Affordable Housing for All: Is housing a human right or a privilege?
Our University of the Streets Café public conversations are much like any you’d have with friends or family around a dinner table, except with more people, more points of view, and slightly more structure. Conversations are hosted by a volunteer moderator who is there to welcome everyone and keep things on track. To get things started, there’s a guest, or sometimes two, who get the ball rolling by sharing their ideas, experiences and questions. After that, it's all up to the participants.
Housing, in our social context, is universally recognized as a right - a fundamental necessity for us to experience individual security and growth. Yet, many among us live in conditions that consistently fail to live us to the broad range of public policies that seek to promote the provision of homes for all. Lofty expressed commitments notwithstanding, should we consider safe and affordable housing a privilege that s afforded only to a select few? This public conversation considers how where and how we get to have a home. Faced with undeniable precarity in accessible housing, how can we effectively mobilize to demand action? What are strong and autonomous community-led alternatives that can inspire and be extrapolated into our neighborhoods? How can we bring a commitment to social justice to the realm of urban planning?
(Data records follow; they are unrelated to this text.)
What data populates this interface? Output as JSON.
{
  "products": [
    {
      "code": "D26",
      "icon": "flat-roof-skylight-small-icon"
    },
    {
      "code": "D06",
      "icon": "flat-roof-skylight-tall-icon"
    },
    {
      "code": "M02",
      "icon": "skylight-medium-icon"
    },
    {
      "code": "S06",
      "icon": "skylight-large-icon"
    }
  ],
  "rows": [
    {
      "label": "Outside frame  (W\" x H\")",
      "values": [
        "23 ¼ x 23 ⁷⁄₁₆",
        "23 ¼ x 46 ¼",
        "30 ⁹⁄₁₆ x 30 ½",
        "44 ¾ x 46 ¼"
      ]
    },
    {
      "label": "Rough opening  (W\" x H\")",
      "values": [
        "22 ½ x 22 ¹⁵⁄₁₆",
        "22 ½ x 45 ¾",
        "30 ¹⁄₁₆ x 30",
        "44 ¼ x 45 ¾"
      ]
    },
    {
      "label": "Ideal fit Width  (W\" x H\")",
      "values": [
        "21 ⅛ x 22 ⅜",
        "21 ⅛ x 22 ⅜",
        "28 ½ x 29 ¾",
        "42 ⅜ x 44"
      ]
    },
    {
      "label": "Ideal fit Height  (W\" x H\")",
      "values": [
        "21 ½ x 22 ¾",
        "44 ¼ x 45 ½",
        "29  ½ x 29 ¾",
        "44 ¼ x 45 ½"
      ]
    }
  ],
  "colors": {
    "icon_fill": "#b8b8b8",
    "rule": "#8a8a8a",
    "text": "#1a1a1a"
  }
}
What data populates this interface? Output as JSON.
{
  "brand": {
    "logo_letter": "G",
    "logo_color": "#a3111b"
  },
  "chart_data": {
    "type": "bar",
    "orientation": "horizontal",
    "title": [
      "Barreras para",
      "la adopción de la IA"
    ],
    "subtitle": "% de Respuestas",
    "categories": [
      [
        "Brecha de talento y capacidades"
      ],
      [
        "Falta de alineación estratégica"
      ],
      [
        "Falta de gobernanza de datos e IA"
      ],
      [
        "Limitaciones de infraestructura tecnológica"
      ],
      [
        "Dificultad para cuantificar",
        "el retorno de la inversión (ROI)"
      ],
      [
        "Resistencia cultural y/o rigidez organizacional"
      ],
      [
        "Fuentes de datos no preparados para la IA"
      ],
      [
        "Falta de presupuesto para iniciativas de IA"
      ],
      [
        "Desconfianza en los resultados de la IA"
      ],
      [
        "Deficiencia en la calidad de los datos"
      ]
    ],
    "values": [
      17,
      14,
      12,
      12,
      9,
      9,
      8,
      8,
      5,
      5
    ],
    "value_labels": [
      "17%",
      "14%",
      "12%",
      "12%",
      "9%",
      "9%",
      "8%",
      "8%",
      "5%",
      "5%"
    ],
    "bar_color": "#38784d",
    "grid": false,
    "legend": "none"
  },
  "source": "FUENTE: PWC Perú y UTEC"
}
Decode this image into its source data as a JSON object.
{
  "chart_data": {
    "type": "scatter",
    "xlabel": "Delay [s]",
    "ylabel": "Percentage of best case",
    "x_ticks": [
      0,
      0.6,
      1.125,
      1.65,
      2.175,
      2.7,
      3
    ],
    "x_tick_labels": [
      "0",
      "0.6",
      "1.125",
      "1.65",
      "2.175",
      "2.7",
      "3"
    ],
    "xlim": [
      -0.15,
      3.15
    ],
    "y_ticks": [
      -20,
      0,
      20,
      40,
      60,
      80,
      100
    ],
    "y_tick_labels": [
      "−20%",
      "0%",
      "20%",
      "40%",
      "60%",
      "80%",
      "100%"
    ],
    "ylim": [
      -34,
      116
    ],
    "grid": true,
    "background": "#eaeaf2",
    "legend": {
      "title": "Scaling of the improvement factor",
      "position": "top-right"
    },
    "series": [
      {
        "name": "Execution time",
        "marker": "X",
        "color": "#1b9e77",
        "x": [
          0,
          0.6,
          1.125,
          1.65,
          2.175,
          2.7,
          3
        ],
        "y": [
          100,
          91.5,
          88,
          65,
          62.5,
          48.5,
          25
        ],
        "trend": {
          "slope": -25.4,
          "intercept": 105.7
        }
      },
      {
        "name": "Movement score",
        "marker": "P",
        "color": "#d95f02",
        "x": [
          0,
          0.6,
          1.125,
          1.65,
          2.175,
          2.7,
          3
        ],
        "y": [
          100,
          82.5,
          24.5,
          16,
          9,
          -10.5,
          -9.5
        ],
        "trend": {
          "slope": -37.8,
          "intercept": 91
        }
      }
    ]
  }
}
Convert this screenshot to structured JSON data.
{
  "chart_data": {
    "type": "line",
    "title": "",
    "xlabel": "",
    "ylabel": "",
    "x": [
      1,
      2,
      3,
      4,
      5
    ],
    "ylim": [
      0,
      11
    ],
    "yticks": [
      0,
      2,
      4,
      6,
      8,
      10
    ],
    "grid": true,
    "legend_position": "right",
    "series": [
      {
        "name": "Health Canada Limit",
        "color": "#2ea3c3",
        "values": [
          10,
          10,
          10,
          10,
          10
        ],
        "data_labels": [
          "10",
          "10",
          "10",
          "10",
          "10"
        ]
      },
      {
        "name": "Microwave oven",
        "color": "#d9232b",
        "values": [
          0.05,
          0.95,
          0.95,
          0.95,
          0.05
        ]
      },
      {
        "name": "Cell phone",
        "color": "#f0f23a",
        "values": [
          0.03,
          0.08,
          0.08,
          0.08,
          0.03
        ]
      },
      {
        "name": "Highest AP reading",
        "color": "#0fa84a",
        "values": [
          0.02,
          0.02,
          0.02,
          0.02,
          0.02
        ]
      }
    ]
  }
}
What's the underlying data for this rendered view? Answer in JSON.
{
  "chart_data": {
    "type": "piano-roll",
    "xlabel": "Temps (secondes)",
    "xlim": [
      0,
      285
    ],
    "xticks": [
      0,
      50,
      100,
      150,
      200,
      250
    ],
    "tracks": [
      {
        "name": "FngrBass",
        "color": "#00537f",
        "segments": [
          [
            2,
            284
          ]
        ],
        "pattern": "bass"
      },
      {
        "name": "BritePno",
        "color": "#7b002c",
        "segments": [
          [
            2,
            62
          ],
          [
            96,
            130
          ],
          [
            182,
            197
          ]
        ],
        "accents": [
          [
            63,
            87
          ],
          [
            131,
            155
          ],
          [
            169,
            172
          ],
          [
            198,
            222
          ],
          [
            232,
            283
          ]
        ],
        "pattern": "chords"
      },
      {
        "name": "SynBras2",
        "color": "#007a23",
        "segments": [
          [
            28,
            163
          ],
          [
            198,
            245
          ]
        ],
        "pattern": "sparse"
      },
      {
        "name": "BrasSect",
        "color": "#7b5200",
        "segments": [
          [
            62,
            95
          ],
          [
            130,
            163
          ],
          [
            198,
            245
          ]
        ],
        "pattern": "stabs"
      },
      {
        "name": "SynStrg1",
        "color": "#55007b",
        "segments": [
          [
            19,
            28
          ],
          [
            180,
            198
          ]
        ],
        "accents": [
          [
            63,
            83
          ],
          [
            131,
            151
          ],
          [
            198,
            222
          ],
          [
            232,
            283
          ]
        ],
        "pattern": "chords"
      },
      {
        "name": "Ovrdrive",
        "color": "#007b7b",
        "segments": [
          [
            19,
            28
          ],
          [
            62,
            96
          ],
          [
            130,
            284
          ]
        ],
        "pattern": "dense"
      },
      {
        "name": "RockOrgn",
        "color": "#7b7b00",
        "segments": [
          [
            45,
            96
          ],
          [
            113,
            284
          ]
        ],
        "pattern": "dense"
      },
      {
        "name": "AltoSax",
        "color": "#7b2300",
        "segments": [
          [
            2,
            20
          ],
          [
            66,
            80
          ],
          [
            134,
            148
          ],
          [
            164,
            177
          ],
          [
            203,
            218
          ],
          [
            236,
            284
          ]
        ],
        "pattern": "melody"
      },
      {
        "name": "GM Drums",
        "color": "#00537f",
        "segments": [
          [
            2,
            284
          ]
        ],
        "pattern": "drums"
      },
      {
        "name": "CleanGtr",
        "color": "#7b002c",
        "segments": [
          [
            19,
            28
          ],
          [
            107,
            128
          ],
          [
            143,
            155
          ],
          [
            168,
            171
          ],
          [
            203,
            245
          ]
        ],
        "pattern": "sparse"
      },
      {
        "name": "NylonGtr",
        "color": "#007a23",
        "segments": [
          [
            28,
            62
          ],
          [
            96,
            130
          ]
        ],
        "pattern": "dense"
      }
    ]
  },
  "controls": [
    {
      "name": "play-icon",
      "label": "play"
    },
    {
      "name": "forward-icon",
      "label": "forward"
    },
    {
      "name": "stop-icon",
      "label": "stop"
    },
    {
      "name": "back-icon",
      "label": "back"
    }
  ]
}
Faiz Abhuani has been a community organizer for over 15 years. He has worked on a number of issues around expanding access to healthcare, immigrant rights and popular education. He has contributed to the efforts of a variety of organizations including Project Genesis, Le Frigo Vert, No One Is Illegal, CKUT Community Radio, the Quebec Public Interest Research Group, Moisson Montréal and the McGill University Student’ Union. His objective remains to promote a long term vision for social change and to raise awareness on the importance of building infrastructure for success.
Since 2010, André Trépanier has been responsible for tenant rights advocacy and fighting against poor housing conditions as part of his work with the Comité d'action de Parc-Extension - CAPE. The CAPE is the neighborhood's housing coalition. Parc-Extension is one of the poorest neighborhoods in Canada and is home to newcomers to Canada who come from all over the world. Housing issues are frequently found in Parc-Extension and it is the role of the CAPE to act as a front line actor in promoting safe housing conditions and social housing.
Cheryl Gladu is currently an Interdisciplinary PhD Candidate at Concordia University (Management and Design), and her interests include collaborative design, dialogue, and the creation of communities that encourage long-term sustainable living. Prior to her studies she worked for several years in the trenches of the environmental movement and co-created and managed a small, award-winning green real estate development company.
Tejaswinee Jhunjhunwala is actively involved in Montreal based community projects and organizations. Her studies and work experiences have covered an umbrella of social justice, environmental and economic issues. Having been in India for more than half her life, where for many housing is definitely a privilege, she brings an interesting perspective to this conversation. She also hopes to be part of a cohousing project in the medium-long term.